ALTERA O DECRETO-LEI N.º 11/2008, DE 17 DE JANEIRO, QUE APROVA O REGIME DE EXECUÇÃO

DO ACOLHIMENTO FAMILIAR

Exposição de motivos

A possibilidade de atribuição da confiança da criança ou jovem a uma pessoa singular ou a uma família,

habilitadas para o efeito, visando a sua integração em meio familiar, bem como a prestação de cuidados

adequados às suas necessidades, bem-estar, educação e desenvolvimento integral consta da Lei de Proteção

de Crianças e Jovens em Perigo, a qual prevê, expressamente, no seu artigo 35.º, alínea e), a medida de

acolhimento familiar como uma das medidas de promoção e proteção das crianças e jovens em risco,

prevendo ainda a referida lei que legislação própria regulamentaria o regime de execução das medidas aí

previstas.

O Regime de Execução do Acolhimento Familiar viria assim a ser regulamentado através do Decreto-Lei n.º

11/2008, de 17 de janeiro. Aí se clarificaram regras várias, nomeadamente a de que o acolhimento familiar

«consiste na atribuição da criança ou jovem a uma pessoa singular ou a uma família, habilitadas para o efeito,

e visa a integração da criança ou do jovem em meio familiar e a prestação de cuidados adequados às suas

necessidades e bem-estar e a educação necessária ao seu desenvolvimento integral» (artigo 2.º), bem com a

de que tais pessoas ou famílias não poderão ter «qualquer relação de parentesco com a criança ou jovem»

(artigo 7.º).

Volvida uma década sobre a publicação do Decreto-Lei n.º 11/2008, todos os relatórios e análises que se

debruçaram sobre a sua aplicação convergem no reconhecimento de que o número de famílias de

acolhimento permaneceu sempre muito aquém das expectativas criadas com a consagração desta medida. Na

verdade, existirão, hoje, em todo o país, menos de 190 famílias a assegurar esta resposta social, tendo-se

assistido, inclusive, nos últimos anos, a uma redução progressiva desse número.

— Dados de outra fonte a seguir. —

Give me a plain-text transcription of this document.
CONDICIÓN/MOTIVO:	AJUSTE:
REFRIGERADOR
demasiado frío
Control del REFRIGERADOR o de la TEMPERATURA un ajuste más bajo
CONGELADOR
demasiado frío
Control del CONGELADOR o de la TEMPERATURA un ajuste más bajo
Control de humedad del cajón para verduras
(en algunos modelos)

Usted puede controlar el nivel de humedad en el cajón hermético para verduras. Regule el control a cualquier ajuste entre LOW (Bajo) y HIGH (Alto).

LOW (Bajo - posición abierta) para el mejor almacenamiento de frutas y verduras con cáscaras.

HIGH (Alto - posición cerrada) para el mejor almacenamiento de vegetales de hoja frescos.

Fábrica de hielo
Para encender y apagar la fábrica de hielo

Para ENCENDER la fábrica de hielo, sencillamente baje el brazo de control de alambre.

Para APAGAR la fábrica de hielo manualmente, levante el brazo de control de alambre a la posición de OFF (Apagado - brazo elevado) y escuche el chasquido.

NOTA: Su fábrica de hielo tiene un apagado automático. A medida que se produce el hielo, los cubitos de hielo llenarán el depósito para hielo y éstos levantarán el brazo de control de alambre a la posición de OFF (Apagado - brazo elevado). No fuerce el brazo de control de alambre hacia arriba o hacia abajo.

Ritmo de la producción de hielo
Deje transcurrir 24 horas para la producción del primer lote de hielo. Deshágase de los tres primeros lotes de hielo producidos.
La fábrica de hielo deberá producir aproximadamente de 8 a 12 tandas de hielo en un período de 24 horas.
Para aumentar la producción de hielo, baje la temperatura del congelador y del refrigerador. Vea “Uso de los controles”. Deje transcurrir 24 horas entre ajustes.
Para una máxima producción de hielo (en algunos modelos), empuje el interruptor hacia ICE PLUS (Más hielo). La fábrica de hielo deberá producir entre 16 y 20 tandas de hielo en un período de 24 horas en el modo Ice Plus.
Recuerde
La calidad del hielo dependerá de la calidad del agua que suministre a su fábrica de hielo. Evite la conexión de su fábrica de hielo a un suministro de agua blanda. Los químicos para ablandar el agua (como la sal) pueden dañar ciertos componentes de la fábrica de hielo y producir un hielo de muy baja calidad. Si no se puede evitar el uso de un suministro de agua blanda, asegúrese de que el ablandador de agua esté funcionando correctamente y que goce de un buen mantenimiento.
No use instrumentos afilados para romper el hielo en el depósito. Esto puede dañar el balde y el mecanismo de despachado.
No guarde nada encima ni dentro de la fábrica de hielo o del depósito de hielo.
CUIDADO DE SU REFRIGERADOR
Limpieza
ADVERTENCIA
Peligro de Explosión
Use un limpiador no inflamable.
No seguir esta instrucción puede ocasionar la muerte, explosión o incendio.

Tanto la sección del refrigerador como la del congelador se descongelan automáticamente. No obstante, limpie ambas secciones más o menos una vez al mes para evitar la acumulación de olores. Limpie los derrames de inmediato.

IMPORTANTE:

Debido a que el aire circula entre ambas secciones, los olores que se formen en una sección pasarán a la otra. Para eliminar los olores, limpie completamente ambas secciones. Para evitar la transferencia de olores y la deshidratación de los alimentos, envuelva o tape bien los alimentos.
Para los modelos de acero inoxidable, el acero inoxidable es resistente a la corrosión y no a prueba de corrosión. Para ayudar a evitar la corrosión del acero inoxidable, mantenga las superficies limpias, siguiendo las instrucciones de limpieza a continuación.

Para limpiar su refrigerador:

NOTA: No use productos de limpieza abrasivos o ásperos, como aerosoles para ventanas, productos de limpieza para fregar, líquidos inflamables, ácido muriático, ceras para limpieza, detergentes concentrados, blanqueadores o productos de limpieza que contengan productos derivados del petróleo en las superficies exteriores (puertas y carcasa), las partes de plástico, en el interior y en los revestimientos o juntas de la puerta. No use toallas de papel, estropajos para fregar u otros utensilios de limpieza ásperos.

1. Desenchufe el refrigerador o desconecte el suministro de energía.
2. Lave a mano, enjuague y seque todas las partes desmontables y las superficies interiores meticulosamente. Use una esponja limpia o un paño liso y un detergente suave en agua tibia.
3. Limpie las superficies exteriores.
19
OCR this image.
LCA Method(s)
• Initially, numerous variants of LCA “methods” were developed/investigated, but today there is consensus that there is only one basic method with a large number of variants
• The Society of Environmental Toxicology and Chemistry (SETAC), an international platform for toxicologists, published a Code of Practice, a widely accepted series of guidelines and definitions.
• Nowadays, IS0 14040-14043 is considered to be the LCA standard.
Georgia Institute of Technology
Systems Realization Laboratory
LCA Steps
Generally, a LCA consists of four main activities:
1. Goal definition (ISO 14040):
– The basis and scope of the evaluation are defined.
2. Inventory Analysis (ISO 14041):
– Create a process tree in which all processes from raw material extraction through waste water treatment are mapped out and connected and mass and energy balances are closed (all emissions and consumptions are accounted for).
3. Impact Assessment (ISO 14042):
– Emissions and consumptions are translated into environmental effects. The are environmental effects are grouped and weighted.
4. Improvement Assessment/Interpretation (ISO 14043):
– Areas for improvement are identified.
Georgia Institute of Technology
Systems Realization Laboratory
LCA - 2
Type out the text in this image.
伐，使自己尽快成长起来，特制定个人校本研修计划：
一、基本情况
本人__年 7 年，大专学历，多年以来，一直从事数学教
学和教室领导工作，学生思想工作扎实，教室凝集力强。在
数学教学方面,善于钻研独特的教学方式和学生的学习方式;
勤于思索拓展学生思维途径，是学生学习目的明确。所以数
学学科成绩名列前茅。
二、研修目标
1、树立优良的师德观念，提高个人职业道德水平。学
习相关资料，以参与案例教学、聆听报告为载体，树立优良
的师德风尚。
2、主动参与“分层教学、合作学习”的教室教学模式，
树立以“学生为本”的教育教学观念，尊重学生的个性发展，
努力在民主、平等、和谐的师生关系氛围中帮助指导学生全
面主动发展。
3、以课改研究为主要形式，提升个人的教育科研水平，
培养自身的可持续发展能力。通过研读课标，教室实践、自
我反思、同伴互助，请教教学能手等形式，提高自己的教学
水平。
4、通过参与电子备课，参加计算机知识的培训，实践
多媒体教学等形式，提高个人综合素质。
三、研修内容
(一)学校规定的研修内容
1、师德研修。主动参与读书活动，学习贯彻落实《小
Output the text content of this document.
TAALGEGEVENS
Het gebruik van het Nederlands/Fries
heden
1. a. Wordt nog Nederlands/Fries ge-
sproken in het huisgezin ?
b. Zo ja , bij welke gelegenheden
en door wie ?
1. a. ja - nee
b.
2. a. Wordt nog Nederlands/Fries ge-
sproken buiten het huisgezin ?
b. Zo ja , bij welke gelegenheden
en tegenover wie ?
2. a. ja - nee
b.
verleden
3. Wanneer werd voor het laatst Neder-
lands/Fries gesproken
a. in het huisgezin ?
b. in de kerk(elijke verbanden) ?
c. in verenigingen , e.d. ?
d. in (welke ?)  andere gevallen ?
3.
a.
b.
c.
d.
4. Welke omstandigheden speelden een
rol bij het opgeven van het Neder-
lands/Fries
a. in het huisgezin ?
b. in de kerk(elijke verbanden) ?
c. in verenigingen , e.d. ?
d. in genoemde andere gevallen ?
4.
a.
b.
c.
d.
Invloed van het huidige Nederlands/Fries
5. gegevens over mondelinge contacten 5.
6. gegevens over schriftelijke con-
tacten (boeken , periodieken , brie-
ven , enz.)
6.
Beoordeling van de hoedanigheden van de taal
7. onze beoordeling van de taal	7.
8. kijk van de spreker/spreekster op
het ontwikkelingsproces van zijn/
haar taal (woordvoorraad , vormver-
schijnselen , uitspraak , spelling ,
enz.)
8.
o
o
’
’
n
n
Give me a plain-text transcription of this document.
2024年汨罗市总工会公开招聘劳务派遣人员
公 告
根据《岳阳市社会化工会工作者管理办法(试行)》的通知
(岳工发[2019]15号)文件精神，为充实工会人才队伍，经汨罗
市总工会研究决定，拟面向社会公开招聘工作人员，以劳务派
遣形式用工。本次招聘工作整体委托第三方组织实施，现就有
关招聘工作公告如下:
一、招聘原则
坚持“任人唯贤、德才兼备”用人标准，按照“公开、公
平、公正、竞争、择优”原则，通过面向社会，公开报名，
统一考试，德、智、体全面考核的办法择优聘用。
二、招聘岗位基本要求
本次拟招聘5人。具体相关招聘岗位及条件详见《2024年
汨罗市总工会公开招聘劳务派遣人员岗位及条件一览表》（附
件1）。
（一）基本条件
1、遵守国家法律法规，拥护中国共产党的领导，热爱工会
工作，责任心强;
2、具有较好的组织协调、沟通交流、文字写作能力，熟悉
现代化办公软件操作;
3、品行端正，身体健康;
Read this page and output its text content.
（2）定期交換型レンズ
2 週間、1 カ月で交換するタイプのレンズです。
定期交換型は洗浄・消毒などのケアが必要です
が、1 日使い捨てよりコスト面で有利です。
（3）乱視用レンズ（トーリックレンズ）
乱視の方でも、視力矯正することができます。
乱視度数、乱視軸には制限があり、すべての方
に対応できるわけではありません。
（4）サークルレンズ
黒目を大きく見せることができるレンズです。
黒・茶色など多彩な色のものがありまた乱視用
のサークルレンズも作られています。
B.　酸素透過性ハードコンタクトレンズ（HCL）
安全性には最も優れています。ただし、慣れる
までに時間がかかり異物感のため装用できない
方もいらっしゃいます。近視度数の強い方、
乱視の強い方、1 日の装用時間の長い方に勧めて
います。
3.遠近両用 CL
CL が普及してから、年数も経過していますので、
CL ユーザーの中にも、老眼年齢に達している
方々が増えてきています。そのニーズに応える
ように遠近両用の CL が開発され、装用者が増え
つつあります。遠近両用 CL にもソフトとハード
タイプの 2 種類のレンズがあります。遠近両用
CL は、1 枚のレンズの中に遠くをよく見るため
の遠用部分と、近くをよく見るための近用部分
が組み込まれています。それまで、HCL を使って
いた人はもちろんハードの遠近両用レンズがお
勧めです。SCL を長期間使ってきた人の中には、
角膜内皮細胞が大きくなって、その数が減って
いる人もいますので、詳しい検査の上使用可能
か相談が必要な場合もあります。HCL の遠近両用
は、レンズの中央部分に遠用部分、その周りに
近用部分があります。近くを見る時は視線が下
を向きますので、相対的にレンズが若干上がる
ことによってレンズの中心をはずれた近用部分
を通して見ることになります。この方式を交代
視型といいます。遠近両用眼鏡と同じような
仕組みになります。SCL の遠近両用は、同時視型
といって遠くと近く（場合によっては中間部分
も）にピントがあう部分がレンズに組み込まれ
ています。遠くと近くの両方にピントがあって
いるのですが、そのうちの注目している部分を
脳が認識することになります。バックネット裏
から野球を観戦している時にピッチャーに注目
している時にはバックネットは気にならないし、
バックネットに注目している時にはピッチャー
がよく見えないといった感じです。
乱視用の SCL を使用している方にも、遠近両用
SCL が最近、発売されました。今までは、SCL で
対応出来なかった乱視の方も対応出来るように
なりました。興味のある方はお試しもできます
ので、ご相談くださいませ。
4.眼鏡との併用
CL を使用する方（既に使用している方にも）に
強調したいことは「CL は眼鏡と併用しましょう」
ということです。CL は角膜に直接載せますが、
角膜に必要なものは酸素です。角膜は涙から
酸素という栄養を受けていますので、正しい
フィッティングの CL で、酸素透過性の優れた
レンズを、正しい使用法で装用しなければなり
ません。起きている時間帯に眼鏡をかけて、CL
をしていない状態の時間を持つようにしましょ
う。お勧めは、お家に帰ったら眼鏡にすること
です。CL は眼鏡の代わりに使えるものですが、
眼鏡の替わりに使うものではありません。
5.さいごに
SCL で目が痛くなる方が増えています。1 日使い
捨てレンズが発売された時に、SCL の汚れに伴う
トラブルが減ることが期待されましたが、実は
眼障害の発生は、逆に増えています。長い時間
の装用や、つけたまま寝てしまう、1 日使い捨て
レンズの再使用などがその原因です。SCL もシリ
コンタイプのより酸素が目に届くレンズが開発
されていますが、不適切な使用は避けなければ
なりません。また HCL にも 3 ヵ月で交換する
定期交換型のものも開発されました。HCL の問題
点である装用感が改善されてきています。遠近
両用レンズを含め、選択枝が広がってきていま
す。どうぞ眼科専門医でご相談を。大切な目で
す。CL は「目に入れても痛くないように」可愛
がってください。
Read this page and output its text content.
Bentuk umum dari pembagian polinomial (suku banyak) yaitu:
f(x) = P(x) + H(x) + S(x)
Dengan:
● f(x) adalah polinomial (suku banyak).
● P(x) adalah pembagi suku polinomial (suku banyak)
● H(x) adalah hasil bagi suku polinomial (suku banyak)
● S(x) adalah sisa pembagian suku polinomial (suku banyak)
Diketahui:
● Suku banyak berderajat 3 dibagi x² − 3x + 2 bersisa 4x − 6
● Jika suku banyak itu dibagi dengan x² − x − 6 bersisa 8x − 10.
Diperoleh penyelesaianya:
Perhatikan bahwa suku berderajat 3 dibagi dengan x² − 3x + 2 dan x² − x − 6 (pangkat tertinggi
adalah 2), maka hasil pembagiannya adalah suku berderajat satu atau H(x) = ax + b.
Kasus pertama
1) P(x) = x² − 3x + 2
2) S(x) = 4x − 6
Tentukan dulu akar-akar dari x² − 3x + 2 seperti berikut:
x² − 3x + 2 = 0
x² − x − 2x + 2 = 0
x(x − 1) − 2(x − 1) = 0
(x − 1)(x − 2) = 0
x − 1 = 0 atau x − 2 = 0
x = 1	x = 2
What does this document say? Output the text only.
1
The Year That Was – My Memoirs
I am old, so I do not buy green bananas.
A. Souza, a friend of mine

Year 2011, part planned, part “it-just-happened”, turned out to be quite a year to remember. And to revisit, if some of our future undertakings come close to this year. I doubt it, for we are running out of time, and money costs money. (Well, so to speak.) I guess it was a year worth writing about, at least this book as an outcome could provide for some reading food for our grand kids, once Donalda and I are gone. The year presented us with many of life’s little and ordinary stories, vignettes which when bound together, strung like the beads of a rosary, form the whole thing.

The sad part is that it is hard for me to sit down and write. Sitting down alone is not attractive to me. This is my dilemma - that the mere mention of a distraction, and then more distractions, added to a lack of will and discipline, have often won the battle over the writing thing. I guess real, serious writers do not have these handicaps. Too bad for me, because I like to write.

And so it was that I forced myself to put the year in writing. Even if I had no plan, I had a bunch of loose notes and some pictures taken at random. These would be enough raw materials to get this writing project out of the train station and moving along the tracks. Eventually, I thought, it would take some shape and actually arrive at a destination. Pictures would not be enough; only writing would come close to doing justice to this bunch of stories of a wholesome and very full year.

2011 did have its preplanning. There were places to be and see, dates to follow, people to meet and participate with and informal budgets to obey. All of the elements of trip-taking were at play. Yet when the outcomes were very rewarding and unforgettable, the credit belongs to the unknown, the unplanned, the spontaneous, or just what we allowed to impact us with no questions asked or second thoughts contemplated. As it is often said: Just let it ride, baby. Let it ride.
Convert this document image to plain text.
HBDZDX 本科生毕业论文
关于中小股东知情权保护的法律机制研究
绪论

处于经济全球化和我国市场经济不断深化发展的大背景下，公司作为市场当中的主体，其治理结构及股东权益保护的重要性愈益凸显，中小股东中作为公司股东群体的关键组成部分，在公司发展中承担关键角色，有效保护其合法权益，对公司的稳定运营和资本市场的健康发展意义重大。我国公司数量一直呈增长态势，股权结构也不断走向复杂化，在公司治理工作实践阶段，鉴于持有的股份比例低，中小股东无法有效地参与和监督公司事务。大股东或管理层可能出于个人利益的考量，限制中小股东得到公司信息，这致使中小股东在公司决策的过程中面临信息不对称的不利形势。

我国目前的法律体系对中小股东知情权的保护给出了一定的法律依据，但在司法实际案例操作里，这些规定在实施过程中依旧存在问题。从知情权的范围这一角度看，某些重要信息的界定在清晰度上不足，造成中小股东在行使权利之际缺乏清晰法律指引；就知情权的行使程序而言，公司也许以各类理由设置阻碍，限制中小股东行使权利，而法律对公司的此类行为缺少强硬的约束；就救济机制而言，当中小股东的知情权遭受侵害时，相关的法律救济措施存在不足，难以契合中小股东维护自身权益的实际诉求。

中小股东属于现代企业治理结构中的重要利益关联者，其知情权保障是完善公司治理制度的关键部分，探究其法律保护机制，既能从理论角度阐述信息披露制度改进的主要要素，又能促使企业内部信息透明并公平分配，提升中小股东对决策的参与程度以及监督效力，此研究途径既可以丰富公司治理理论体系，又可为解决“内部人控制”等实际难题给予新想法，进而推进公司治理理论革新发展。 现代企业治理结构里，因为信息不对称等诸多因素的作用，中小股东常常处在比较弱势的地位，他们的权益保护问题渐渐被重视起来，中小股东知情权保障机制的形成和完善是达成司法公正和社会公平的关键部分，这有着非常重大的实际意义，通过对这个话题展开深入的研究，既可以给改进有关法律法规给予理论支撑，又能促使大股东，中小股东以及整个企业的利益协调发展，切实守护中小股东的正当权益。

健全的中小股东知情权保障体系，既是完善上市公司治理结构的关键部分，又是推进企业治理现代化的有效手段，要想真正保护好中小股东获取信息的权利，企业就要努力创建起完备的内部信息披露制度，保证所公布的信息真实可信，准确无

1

Constatando-se que o Regime de Execução do Acolhimento Familiar logrou densificar particularmente os

direitos e obrigações daqueles que se predispõem a exercer o acolhimento familiar «a titulo de atividade

profissional principal ou secundária» [artigo 14.º, 1, f)], aos quais confere, para além do mais, uma «retribuição

mensal pelos serviços prestados» bem como um «subsídio para a manutenção, por cada criança ou jovem»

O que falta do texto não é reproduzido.